Como podemos definir um mau hábito?

Um mau hábito é todo o comportamento que não contribui para a nossa felicidade, saúde e sucesso. Nem sempre temos consciência dos nossos hábitos ou dos nossos filhos e aí temos um problema. Um outro problema é que não sabemos que possuímos quatro níveis de hábitos e que são os hábitos mentais os mais negligenciados e os mais importantes para uma vida cheia de sucesso e felicidade.

O bebé nasce com a autoestima no máximo, a resiliência no máximo, a criatividade no máximo. Esses são os fabulosos e preciosos recursos de todo o ser humano.

Todos os hábitos devem ter como corolário uma recompensa?

O ponto não é se um hábito deve ter uma recompensa. O ponto é que, para um hábito ter sido criado no cérebro humano, foi porque trouxe um ganho. No caso dos maus hábitos, o segredo está em descobrir qual a recompensa escondida e mantê-la, mas associando a esta recompensa um outro hábito mais saudável. Para isso é preciso entender a forma como funcionam as emoções e o cérebro. Comer a mais, estudar sem resultados ou ser pessimista, são hábitos de níveis distintos, porém todos eles garantem uma recompensa ou emocional ou fisiológica.

Podemos tornar um hábito negativo em algo positivo?

Sim, claro. Pode-se substituir um comportamento que seja prejudicial à criança (ou adolescente) por outro que seja saudável, mas que lhe garanta a mesma recompensa. Por exemplo, conhecendo as características dos jogos digitais que os mais novos adoram e garantindo que eles podem obter as mesmas recompensas, mas fazendo algo mais saudável, resolve-se o desafio e cria-se um hábito saudável e positivo. Mas é preciso perguntar: pais e professores sabem quais as características dos jogos digitais? No livro explico tudo.

Pode dar-nos alguns exemplos de como promover os hábitos simples no dia a dia?

Primeiro, ganhar consciência, sem a qual o ser humano não decide mudar. Em segundo, avaliar o estado presente e saber muito bem o que se pretende alcançar no futuro. E em terceiro lugar, planear. Como a maior parte das pessoas não conhece a forma como o ser humano se comporta perante os vários ambientes e gatilhos, é necessária uma ajuda profissional carinhosa e competente. Como trabalho com vista a resultados, estes três passos têm que acontecer nas minhas sessões de coaching psicológico que são recomendados em qualquer idade. Promover hábitos simples no dia a dia começa sempre por alterar ambientes.

Não será mais difícil alterar os maus hábitos nos adolescentes?

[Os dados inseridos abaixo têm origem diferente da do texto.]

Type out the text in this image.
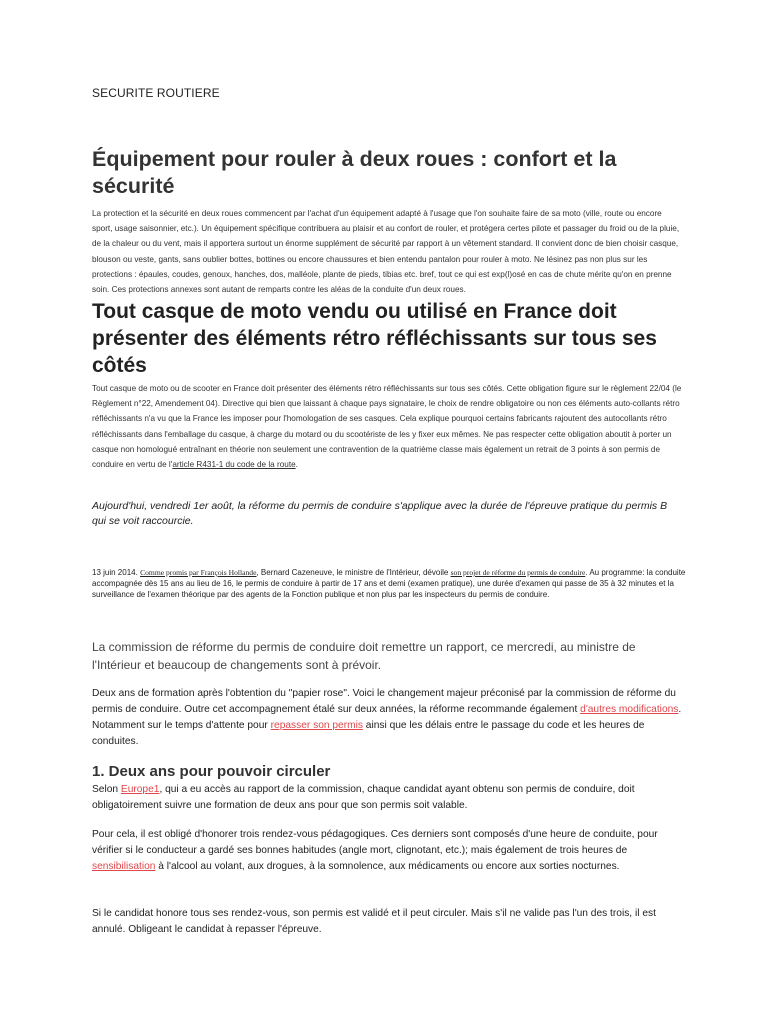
SECURITE ROUTIERE
Équipement pour rouler à deux roues : confort et la sécurité

La protection et la sécurité en deux roues commencent par l'achat d'un équipement adapté à l'usage que l'on souhaite faire de sa moto (ville, route ou encore sport, usage saisonnier, etc.). Un équipement spécifique contribuera au plaisir et au confort de rouler, et protégera certes pilote et passager du froid ou de la pluie, de la chaleur ou du vent, mais il apportera surtout un énorme supplément de sécurité par rapport à un vêtement standard. Il convient donc de bien choisir casque, blouson ou veste, gants, sans oublier bottes, bottines ou encore chaussures et bien entendu pantalon pour rouler à moto. Ne lésinez pas non plus sur les protections : épaules, coudes, genoux, hanches, dos, malléole, plante de pieds, tibias etc. bref, tout ce qui est exp(l)osé en cas de chute mérite qu'on en prenne soin. Ces protections annexes sont autant de remparts contre les aléas de la conduite d'un deux roues.

Tout casque de moto vendu ou utilisé en France doit présenter des éléments rétro réfléchissants sur tous ses côtés

Tout casque de moto ou de scooter en France doit présenter des éléments rétro réfléchissants sur tous ses côtés. Cette obligation figure sur le règlement 22/04 (le Règlement n°22, Amendement 04). Directive qui bien que laissant à chaque pays signataire, le choix de rendre obligatoire ou non ces éléments auto-collants rétro réfléchissants n'a vu que la France les imposer pour l'homologation de ses casques. Cela explique pourquoi certains fabricants rajoutent des autocollants rétro réfléchissants dans l'emballage du casque, à charge du motard ou du scootériste de les y fixer eux mêmes. Ne pas respecter cette obligation aboutit à porter un casque non homologué entraînant en théorie non seulement une contravention de la quatrième classe mais également un retrait de 3 points à son permis de conduire en vertu de l'article R431-1 du code de la route.

Aujourd'hui, vendredi 1er août, la réforme du permis de conduire s'applique avec la durée de l'épreuve pratique du permis B qui se voit raccourcie.

13 juin 2014. Comme promis par François Hollande, Bernard Cazeneuve, le ministre de l'Intérieur, dévoile son projet de réforme du permis de conduire. Au programme: la conduite accompagnée dès 15 ans au lieu de 16, le permis de conduire à partir de 17 ans et demi (examen pratique), une durée d'examen qui passe de 35 à 32 minutes et la surveillance de l'examen théorique par des agents de la Fonction publique et non plus par les inspecteurs du permis de conduire.

La commission de réforme du permis de conduire doit remettre un rapport, ce mercredi, au ministre de l'Intérieur et beaucoup de changements sont à prévoir.

Deux ans de formation après l'obtention du "papier rose". Voici le changement majeur préconisé par la commission de réforme du permis de conduire. Outre cet accompagnement étalé sur deux années, la réforme recommande également d'autres modifications. Notamment sur le temps d'attente pour repasser son permis ainsi que les délais entre le passage du code et les heures de conduites.

1. Deux ans pour pouvoir circuler

Selon Europe1, qui a eu accès au rapport de la commission, chaque candidat ayant obtenu son permis de conduire, doit obligatoirement suivre une formation de deux ans pour que son permis soit valable.

Pour cela, il est obligé d'honorer trois rendez-vous pédagogiques. Ces derniers sont composés d'une heure de conduite, pour vérifier si le conducteur a gardé ses bonnes habitudes (angle mort, clignotant, etc.); mais également de trois heures de sensibilisation à l'alcool au volant, aux drogues, à la somnolence, aux médicaments ou encore aux sorties nocturnes.

Si le candidat honore tous ses rendez-vous, son permis est validé et il peut circuler. Mais s'il ne valide pas l'un des trois, il est annulé. Obligeant le candidat à repasser l'épreuve.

O que é mais difícil, mas não impossível, é alterar hábitos de adultos que foram criados durante a sua adolescência. Mas para responder à sua pergunta, depende muito do hábito específico, da atitude dos pais e do estilo de vida que esse adolescente possui. Na minha experiência, os adolescentes são os clientes mais fáceis de trabalhar, porque é muito fácil apaixonarem-se pelo processo.

Promover hábitos simples no dia a dia começa sempre por alterar ambientes.

Fala-nos na figura do mentor. Quem é e que características deve ter?

Existe um perfil ideal, mas tem que ser uma pessoa que ame o adolescente e que seja estimado por este. Tem que ser divertido e ter alguns gostos em comum. Os mentores continuam a existir nas culturas em que os adolescentes e jovens vivem percursos mais estáveis e saudáveis. É uma figura fundamental na vida de qualquer adolescente.

A hiperparentalidade é um entrave à autonomia, responsabilidade e resiliência dos nossos filhos?

O nome diz tudo. Claro que sim. A hiperparentalidade significa uma enorme insegurança da parte dos pais e uma falta de fé nas capacidades dos seus filhos.

Entrevista concedida por escrito em fevereiro de 2022.